Ideally the replacement of rows would appear instantaneous to other
connections by putting the DELETE + INSERT in a transaction, but this is
very difficult without breaking other code as the current transaction
handling is inconsistent and non-systematic. There exists the
possibility for the DELETE to succeed but the INSERT to fail, leaving an
empty table. This is not much worse, however, than the current
possibility of one chunked INSERT succeeding and being committed while
the next chunked INSERT fails, leaving a partially complete operation.

tsibley · 2020-07-07T17:41:06Z

Hmm, while tests pass, this may not work as intended on larger datasets. Looking into it.

tsibley · 2020-07-07T18:45:23Z

Ah, I see the problem. The truncate is inside a loop I didn't realize was there.

tsibley · 2020-07-08T02:16:42Z

I fixed my original oops by moving the DELETE FROM $table out of the chunking loop and repushed. I think this change can be considered in isolation from issues around transactions, which I discuss next.

I wanted to make the DELETE + INSERT happen all in the same transaction so it was robust, but that was more complicated than I expected. The transaction handling in the Database/Table classes isn't systematic, and this poses big hurdles to making Table.insert_all (or other operations) consistent and robust in the face of errors.

For example, I wanted to do this (whitespace ignored in diff, so indentation change not highlighted):

diff --git a/sqlite_utils/db.py b/sqlite_utils/db.py
index d6b9ecf..4107ceb 100644
--- a/sqlite_utils/db.py
+++ b/sqlite_utils/db.py
@@ -1028,6 +1028,11 @@ class Table(Queryable):
         batch_size = max(1, min(batch_size, SQLITE_MAX_VARS // num_columns))
         self.last_rowid = None
         self.last_pk = None
+        with self.db.conn:
+            # Explicit BEGIN is necessary because Python's sqlite3 doesn't
+            # issue implicit BEGINs for DDL, only DML.  We mix DDL and DML
+            # below and might execute DDL first, e.g. for table creation.
+            self.db.conn.execute("BEGIN")
             if truncate and self.exists():
                 self.db.conn.execute("DELETE FROM [{}];".format(self.name))
             for chunk in chunks(itertools.chain([first_record], records), batch_size):
@@ -1038,7 +1043,11 @@ class Table(Queryable):
                         # Use the first batch to derive the table names
                         column_types = suggest_column_types(chunk)
                         column_types.update(columns or {})
-                    self.create(
+                        # Not self.create() because that is wrapped in its own
+                        # transaction and Python's sqlite3 doesn't support
+                        # nested transactions.
+                        self.db.create_table(
+                            self.name,
                             column_types,
                             pk,
                             foreign_keys,
@@ -1139,7 +1148,6 @@ class Table(Queryable):
                     flat_values = list(itertools.chain(*values))
                     queries_and_params = [(sql, flat_values)]
 
-            with self.db.conn:
                 for query, params in queries_and_params:
                     try:
                         result = self.db.conn.execute(query, params)

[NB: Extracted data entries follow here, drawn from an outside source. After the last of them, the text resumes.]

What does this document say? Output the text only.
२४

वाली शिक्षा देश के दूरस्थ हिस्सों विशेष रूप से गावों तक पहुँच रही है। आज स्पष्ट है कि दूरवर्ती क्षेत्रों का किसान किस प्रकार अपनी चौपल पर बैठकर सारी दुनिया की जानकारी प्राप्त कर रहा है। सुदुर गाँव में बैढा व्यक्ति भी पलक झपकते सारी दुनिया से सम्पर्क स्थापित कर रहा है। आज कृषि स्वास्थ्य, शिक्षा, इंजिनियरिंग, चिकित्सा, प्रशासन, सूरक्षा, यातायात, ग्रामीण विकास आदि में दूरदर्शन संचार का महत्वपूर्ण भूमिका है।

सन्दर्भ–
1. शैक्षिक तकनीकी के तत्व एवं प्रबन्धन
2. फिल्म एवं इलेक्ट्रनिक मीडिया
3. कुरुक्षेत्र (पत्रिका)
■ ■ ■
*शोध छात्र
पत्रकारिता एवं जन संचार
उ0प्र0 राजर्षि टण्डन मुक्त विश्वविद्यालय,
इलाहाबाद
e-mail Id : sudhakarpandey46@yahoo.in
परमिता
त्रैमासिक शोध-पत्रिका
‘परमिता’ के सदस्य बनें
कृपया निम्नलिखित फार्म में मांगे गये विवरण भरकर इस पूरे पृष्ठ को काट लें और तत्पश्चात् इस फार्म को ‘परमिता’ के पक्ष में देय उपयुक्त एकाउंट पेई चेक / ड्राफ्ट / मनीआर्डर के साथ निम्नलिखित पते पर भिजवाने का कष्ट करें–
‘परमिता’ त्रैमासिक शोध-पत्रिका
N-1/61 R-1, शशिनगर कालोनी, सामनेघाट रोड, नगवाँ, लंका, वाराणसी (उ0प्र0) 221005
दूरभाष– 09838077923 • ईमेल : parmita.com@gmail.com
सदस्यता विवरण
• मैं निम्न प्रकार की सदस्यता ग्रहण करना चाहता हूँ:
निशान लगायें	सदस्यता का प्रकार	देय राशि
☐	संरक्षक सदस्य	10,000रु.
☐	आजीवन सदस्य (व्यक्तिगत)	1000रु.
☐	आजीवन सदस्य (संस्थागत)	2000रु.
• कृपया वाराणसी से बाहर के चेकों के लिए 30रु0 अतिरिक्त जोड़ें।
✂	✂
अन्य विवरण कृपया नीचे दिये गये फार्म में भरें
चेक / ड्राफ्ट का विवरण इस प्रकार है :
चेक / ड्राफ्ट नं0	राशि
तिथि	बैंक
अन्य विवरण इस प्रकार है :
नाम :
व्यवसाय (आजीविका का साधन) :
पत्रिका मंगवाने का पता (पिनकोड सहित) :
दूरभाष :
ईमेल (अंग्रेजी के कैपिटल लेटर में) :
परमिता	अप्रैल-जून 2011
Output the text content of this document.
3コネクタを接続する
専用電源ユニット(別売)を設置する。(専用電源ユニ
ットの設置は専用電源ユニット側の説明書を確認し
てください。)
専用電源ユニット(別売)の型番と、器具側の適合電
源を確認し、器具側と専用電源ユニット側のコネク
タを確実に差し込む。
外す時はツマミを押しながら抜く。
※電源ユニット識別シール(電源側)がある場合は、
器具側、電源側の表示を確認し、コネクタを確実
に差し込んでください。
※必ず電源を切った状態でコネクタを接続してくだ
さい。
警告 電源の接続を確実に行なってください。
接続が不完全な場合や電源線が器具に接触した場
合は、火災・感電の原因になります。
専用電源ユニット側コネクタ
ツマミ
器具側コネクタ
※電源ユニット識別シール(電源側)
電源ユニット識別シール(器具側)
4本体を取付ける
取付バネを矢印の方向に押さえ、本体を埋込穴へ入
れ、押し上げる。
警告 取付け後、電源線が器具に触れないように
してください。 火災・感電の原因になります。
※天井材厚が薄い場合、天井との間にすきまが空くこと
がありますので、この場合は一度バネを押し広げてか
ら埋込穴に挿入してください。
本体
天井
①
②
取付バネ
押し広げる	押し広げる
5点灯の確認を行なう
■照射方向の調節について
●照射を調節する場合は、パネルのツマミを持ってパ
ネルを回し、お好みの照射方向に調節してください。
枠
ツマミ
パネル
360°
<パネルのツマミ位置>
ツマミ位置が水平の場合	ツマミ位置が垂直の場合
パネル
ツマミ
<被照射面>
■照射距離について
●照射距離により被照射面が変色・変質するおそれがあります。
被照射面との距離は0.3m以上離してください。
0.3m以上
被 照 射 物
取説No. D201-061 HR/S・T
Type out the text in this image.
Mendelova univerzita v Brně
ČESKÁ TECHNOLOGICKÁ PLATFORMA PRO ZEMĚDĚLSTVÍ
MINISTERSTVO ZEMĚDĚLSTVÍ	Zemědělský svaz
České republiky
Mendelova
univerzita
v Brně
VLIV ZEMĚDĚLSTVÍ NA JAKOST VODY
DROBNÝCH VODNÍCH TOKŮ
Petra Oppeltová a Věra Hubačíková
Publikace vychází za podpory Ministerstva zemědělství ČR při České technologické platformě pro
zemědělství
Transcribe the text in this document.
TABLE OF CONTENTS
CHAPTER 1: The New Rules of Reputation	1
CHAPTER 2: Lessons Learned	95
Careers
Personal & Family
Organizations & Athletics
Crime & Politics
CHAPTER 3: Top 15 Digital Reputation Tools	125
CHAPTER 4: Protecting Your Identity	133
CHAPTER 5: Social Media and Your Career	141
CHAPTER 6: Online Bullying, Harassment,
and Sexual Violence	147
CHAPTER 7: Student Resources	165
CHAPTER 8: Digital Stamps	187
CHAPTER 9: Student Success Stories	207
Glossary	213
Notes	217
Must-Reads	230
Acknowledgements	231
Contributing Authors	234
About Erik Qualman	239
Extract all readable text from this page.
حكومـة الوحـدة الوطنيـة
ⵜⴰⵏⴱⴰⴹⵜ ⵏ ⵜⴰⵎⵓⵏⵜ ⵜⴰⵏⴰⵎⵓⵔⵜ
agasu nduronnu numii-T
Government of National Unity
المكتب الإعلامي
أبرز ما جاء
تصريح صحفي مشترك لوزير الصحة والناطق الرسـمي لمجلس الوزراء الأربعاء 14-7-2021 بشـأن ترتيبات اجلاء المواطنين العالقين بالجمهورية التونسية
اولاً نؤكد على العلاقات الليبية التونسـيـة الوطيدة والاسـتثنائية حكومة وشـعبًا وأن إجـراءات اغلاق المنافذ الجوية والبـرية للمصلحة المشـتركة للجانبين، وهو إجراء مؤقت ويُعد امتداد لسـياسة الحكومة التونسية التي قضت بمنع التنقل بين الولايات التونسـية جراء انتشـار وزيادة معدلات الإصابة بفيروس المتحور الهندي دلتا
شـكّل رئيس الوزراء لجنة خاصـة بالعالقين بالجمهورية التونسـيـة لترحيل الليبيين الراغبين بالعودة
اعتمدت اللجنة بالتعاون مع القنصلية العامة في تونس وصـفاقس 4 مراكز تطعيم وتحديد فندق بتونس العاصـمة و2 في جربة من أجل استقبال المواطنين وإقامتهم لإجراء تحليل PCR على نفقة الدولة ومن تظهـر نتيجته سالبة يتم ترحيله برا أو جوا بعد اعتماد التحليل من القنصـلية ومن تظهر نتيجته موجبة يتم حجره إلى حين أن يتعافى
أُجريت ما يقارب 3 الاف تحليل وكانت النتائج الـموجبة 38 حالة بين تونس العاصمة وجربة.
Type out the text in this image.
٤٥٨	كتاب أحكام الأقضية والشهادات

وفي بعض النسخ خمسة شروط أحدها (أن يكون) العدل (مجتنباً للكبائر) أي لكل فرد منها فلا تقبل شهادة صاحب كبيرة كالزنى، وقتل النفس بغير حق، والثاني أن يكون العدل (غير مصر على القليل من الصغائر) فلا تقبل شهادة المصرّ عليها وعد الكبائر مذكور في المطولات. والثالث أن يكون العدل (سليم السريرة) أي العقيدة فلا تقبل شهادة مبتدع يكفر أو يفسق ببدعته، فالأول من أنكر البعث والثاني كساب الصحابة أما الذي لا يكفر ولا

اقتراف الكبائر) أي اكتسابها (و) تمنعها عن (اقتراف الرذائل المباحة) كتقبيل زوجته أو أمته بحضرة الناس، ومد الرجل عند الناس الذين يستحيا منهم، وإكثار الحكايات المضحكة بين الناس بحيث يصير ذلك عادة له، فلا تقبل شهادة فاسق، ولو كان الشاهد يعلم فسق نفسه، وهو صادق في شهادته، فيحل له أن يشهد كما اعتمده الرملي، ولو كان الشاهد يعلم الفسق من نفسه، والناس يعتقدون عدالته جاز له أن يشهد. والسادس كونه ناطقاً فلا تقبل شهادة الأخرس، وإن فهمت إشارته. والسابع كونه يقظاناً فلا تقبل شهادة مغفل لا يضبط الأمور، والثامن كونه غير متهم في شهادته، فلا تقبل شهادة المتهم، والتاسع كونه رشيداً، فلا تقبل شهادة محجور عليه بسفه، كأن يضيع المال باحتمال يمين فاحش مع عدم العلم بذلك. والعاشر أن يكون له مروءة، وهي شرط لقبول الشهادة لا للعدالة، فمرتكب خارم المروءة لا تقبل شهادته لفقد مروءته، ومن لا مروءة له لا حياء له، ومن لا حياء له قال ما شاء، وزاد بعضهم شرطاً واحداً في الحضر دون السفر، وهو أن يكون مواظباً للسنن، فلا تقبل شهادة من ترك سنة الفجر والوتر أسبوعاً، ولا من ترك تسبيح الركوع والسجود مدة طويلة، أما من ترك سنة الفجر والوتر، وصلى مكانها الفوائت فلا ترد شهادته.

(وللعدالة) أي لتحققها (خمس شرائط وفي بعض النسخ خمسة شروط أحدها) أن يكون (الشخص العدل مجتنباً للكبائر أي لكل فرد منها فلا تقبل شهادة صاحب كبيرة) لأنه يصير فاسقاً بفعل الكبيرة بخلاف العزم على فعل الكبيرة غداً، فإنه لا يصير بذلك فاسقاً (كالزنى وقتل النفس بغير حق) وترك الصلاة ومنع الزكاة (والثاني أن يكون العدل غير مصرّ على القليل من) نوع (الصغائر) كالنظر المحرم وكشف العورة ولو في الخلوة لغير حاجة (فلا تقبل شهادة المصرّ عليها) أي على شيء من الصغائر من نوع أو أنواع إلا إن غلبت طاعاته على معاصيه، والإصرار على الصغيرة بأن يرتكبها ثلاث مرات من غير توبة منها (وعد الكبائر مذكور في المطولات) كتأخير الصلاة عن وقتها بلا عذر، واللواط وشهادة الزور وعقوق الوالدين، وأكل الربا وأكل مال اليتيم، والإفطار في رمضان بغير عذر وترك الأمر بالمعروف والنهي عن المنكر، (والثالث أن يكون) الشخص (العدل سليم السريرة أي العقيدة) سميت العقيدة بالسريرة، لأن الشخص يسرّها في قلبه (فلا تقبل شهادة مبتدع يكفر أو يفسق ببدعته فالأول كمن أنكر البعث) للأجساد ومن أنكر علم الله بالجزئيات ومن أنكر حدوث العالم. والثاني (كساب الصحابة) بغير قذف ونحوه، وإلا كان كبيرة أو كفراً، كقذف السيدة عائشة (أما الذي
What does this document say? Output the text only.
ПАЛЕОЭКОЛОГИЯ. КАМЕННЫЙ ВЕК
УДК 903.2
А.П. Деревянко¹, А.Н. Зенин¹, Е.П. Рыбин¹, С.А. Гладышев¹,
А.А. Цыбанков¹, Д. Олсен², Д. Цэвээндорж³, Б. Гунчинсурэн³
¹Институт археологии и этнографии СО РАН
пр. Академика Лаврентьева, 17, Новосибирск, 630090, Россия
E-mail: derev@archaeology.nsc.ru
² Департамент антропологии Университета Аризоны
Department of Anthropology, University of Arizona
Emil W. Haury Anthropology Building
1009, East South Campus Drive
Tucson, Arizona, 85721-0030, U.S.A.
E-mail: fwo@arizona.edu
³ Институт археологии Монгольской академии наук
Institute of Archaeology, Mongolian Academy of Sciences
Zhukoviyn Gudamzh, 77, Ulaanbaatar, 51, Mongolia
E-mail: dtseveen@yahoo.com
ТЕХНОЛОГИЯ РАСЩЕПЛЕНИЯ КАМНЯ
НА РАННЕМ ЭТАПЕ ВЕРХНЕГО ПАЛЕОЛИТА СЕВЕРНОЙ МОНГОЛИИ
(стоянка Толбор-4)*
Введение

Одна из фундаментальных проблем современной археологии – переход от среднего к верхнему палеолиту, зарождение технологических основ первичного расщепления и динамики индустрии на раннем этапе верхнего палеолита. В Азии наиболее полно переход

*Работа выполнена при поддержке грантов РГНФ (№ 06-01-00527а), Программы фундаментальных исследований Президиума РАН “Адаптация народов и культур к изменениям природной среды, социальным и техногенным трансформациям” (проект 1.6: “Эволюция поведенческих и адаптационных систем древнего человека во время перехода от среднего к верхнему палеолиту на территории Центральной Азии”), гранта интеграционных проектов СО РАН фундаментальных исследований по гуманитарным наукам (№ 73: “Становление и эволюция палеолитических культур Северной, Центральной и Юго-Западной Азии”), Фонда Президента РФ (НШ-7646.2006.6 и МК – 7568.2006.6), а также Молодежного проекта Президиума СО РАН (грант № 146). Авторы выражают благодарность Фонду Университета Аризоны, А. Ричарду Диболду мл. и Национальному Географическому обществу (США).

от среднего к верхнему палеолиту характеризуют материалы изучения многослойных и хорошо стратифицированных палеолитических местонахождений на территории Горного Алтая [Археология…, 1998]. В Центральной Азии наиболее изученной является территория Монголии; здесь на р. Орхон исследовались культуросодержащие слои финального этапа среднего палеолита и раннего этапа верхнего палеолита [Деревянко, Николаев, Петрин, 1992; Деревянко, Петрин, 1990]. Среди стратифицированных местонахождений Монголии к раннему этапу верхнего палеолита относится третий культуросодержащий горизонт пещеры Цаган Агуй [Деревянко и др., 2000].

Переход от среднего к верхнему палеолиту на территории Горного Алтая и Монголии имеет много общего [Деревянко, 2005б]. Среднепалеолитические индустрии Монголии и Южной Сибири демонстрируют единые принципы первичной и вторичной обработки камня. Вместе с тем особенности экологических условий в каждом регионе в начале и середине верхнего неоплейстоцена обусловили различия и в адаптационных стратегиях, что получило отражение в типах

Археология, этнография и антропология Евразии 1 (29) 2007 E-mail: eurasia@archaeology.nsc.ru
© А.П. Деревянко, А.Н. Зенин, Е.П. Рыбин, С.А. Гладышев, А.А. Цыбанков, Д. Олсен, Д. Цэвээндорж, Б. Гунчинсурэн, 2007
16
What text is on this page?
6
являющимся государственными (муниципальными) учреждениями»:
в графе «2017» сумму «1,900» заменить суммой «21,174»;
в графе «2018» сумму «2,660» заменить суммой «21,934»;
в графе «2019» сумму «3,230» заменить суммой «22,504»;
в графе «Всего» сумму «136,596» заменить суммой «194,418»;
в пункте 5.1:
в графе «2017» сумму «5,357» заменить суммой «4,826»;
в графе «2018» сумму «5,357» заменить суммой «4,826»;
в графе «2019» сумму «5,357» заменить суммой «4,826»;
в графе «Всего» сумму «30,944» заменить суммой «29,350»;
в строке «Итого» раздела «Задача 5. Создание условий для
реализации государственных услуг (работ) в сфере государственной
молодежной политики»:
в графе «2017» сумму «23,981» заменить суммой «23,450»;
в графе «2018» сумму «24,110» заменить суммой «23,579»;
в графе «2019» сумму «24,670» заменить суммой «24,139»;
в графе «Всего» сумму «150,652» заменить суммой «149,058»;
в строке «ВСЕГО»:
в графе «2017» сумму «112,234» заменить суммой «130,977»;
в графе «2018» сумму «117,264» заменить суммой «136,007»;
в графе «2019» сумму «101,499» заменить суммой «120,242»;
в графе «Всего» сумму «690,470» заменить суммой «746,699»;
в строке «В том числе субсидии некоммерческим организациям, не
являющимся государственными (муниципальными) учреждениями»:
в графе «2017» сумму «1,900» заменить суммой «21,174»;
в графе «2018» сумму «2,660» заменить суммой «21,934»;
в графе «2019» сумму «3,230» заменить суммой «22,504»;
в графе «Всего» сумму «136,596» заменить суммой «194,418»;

but that fails in tests because other methods call insert/upsert/insert_all/upsert_all in the middle of their transactions, so the BEGIN statement throws an error (no nested transactions allowed).

Stepping back, it would be nice to make the transaction handling systematic and predictable. One way to do this is to make the sqlite_utils/db.py code generally not begin or commit any transactions, and require the caller to do that instead. This lets the caller mix and match the Python API calls into transactions as appropriate (which is impossible for the API methods themselves to fully determine). Then, make sqlite_utils/cli.py begin and commit a transaction in each @cli.command function, making each command robust and consistent in the face of errors. The big change here, and why I didn't just submit a patch, is that it dramatically changes the Python API to require callers to begin a transaction rather than just immediately calling methods.

There is also the caveat that for each transaction, an explicit BEGIN is also necessary so that DDL as well as DML (as well as SELECTs) are consistent and rolled back on error. There are several bugs.python.org discussions around this particular problem of DDL and some plans to make it better and consistent with DBAPI2, eventually. In the meantime, the sqlite-utils Database class could be a context manager which supports the incantations necessary to do proper transactions. This would still be a Python API change for callers but wouldn't expose them to the weirdness of the sqlite3's default transaction handling.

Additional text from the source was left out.